Nora odiava festas e aglomerados de pessoas, pois a faziam lembrar-se de sua horrenda cicatriz. Entretanto, ela nunca conseguia negar nada a irmã, então apenas concordou com a cabeça, recebendo um abraço e um sorriso em troca.

O final de semana chegou e Nora aproveitou para organizar a casa, encontrou alguns brinquedos antigos e os separou em caixas.

No sábado de tarde, pegou o ônibus e desceu na frente da Casa Renascer.Suspirou aliviada ao entrar no local, porque ali as pessoas a conheciam e não precisaria ficar se esquivando de olhares curiosos.

— Oi Nora,que bom que você veio! — cumprimentou uma moça grávida que estava na recepção.

— Claro que eu vinha, Suelen, e olha só. — Levantou um bicho de pelúcia de dentro da caixa. — Encontrei isso lá em casa. Será que as criançasvão gostar?

— É claro que sim. Eu vou levar lá para dentro — a grávida foi se abaixar para pegar a caixa, mas a morena não deixou.

— Eu posso levar, só me fale onde devo guardar.

— Eu agradeço — a outra falou aliviada, passando a mão pela barriga.

— É para quando?

— Daqui a duas semanas, estou ansiosa.

— Eu tenho certeza de que vai dar tudo certo.

— Obrigada. Você pode guardar os objetos na sala 3, é só seguir reto até o final do corredor e virar à direita. É na segunda porta à esquerda.

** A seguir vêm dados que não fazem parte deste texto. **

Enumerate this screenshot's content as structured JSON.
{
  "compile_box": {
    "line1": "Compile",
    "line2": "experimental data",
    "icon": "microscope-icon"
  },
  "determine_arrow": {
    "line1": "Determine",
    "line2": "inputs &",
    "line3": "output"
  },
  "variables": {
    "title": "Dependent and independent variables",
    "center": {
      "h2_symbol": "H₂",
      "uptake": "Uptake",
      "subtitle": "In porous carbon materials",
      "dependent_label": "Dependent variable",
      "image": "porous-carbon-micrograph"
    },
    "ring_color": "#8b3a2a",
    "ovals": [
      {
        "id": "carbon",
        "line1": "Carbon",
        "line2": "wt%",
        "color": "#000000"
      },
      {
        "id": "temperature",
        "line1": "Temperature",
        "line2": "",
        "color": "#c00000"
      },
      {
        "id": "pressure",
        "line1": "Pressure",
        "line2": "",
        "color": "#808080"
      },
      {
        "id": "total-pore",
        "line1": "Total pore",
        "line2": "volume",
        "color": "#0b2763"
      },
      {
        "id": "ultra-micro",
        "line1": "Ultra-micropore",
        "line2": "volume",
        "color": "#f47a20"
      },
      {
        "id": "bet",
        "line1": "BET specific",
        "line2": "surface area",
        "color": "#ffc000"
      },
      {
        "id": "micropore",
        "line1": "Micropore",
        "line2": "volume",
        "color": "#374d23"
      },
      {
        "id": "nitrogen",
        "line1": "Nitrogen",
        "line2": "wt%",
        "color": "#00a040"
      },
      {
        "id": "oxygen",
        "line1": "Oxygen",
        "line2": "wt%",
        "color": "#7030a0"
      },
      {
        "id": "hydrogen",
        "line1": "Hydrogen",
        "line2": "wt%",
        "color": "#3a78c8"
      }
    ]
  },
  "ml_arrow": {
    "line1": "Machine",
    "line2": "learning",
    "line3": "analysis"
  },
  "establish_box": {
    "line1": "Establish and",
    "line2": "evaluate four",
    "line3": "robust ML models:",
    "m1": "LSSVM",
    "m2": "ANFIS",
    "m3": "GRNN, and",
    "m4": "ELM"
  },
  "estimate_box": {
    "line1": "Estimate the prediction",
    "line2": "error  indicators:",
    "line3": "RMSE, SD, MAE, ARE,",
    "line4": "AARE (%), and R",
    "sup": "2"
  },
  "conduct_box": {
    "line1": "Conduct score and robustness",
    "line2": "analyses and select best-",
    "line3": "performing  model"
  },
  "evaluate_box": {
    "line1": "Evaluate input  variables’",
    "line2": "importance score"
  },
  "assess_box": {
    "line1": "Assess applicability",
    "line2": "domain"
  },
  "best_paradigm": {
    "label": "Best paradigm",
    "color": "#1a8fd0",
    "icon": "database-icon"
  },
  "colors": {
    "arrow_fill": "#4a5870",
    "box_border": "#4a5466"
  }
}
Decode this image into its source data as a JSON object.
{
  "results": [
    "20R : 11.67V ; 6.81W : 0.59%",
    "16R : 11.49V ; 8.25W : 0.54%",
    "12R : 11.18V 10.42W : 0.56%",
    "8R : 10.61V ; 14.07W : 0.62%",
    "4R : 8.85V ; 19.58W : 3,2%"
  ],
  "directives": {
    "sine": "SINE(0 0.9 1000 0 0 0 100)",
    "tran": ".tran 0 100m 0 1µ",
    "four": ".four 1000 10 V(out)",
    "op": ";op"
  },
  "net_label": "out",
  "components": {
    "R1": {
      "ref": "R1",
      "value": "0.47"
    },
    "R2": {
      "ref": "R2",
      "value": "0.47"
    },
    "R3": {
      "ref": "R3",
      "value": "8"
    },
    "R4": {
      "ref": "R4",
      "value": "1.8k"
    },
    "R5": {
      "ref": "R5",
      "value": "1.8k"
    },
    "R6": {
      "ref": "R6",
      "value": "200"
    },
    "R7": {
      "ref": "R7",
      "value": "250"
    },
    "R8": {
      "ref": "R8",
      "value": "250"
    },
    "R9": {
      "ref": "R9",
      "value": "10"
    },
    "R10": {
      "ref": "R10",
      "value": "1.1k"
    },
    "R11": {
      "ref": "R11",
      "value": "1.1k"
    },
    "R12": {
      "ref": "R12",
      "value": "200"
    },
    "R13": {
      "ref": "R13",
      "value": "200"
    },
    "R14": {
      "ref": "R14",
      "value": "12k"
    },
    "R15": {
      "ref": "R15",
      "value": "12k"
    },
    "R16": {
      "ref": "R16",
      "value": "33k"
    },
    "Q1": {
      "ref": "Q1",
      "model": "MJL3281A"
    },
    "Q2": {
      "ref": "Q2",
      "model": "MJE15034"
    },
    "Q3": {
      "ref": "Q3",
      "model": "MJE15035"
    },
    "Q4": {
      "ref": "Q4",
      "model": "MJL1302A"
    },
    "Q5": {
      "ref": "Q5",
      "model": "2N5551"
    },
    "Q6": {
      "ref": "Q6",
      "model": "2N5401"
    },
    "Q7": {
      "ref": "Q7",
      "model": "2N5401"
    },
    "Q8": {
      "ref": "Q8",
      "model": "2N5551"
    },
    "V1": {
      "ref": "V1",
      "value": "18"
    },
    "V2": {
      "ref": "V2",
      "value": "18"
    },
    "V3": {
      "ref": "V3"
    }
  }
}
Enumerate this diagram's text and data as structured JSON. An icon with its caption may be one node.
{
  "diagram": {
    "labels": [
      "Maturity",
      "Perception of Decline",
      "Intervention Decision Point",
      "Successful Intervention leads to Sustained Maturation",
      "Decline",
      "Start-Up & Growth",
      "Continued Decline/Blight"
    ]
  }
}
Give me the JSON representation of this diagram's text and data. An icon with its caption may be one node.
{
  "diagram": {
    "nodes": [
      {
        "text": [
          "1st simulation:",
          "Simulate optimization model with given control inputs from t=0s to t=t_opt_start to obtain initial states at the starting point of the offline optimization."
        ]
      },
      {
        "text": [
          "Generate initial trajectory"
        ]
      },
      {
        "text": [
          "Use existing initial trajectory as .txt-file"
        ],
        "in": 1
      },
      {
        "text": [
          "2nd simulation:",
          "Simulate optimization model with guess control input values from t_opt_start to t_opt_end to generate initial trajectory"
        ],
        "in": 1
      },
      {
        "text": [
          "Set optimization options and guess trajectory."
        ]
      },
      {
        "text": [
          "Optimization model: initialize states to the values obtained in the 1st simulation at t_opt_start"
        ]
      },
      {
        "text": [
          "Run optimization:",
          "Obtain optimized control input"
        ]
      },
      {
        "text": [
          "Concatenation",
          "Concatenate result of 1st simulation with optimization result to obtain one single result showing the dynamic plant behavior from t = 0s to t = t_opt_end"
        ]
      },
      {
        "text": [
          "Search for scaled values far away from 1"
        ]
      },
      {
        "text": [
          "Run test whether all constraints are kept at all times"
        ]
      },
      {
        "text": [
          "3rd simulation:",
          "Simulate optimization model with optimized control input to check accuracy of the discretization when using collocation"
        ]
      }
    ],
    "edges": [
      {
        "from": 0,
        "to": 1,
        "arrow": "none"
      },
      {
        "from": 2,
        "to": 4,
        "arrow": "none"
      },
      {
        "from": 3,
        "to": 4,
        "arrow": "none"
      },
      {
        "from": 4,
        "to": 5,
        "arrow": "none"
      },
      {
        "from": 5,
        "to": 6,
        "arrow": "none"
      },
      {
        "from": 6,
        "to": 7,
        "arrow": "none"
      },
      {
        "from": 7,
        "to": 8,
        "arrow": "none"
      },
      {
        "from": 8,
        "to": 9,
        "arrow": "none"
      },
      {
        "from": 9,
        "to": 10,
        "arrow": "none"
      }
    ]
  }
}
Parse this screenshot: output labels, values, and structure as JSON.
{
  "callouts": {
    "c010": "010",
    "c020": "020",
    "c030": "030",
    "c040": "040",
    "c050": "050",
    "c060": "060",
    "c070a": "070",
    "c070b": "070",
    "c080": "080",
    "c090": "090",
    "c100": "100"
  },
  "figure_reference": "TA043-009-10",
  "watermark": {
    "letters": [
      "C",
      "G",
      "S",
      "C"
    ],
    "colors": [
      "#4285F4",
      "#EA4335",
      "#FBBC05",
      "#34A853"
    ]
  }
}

Nora estava feliz por Suelen, e imaginou por um breve instante se algum dia também teria uma família. Que besteira, quem iria querer se casar com ela? Perdida em seus pensamentos, esbarrou em uma pessoa ao virar no corredor.

— Me desculpe. —Abaixou-se para juntar os objetos da caixa que caiu no chão.

— Eu conheço você? — ele questionou e, quando ela sentiu a mão dele em cima da sua, teve a mesma sensação de dois dias atrás.

— Sim, do consultório do doutor Júlio — respondeu envergonhada.

— Nora,certo? Isso parece estar virando um hábito — ele brincou sobre o encontro e ela sentiu seu coração disparar ao ver seu sorriso maravilhoso. — Você trabalha aqui?

— Sim, eu cuido das crianças — comentou enquanto guardava o restante dos brinquedos na caixa.

— Que legal, eu vou começar hoje — falou entusiasmado. — Vou ajudar os pais.

— Com conselhos conjugais? — perguntou curiosa.

— Algo do gênero — respondeu e Nora notou que ele não correspondia seu olhar. Na verdade, parecia estar interessado em olhar por cima de seu ombro, algo devia ter lhe chamado a atenção. Como podia ter sido tão tola ao imaginar que estivesse interessado. Provavelmente não conseguia olhar muito tempo para seu rosto.

— Eu preciso ir. Boa sorte no seu primeiro dia — falou rapidamente e saiu apressada. Sentiu-se estúpida ao alimentar falsas esperanças sobre aquele assunto, pessoas como ela não foram feitas para o amor.

A tarde passou rápida, e ela acabou esquecendo o incidente, pois voltou toda a atenção para sua tarefa na Casa Renascer. Crianças eram sinceras, e apesar de no primeiro dia terem tomado um susto ao verem seu rosto, agora haviam se acostumado com ela. Brincaram e se divertiram muito. No final do dia, a direção convidou todos para um lanche comunitário no pátio. A mulher foi se servir de um copo de suco.

— Então, como foi sua tarde?

Nora não precisou virar-se para saber quem era o dono daquela voz.

— Muito divertida — respondeu sem encará-lo. — E a sua?

— Produtiva — comentou sério. — Essas pessoas realmente precisam de ajuda, espero conseguir auxiliar de alguma forma.

Ela sentiu que suas palavras eram sinceras e, apesar de estar com medo de se aproximar, sua curiosidade falou mais alto.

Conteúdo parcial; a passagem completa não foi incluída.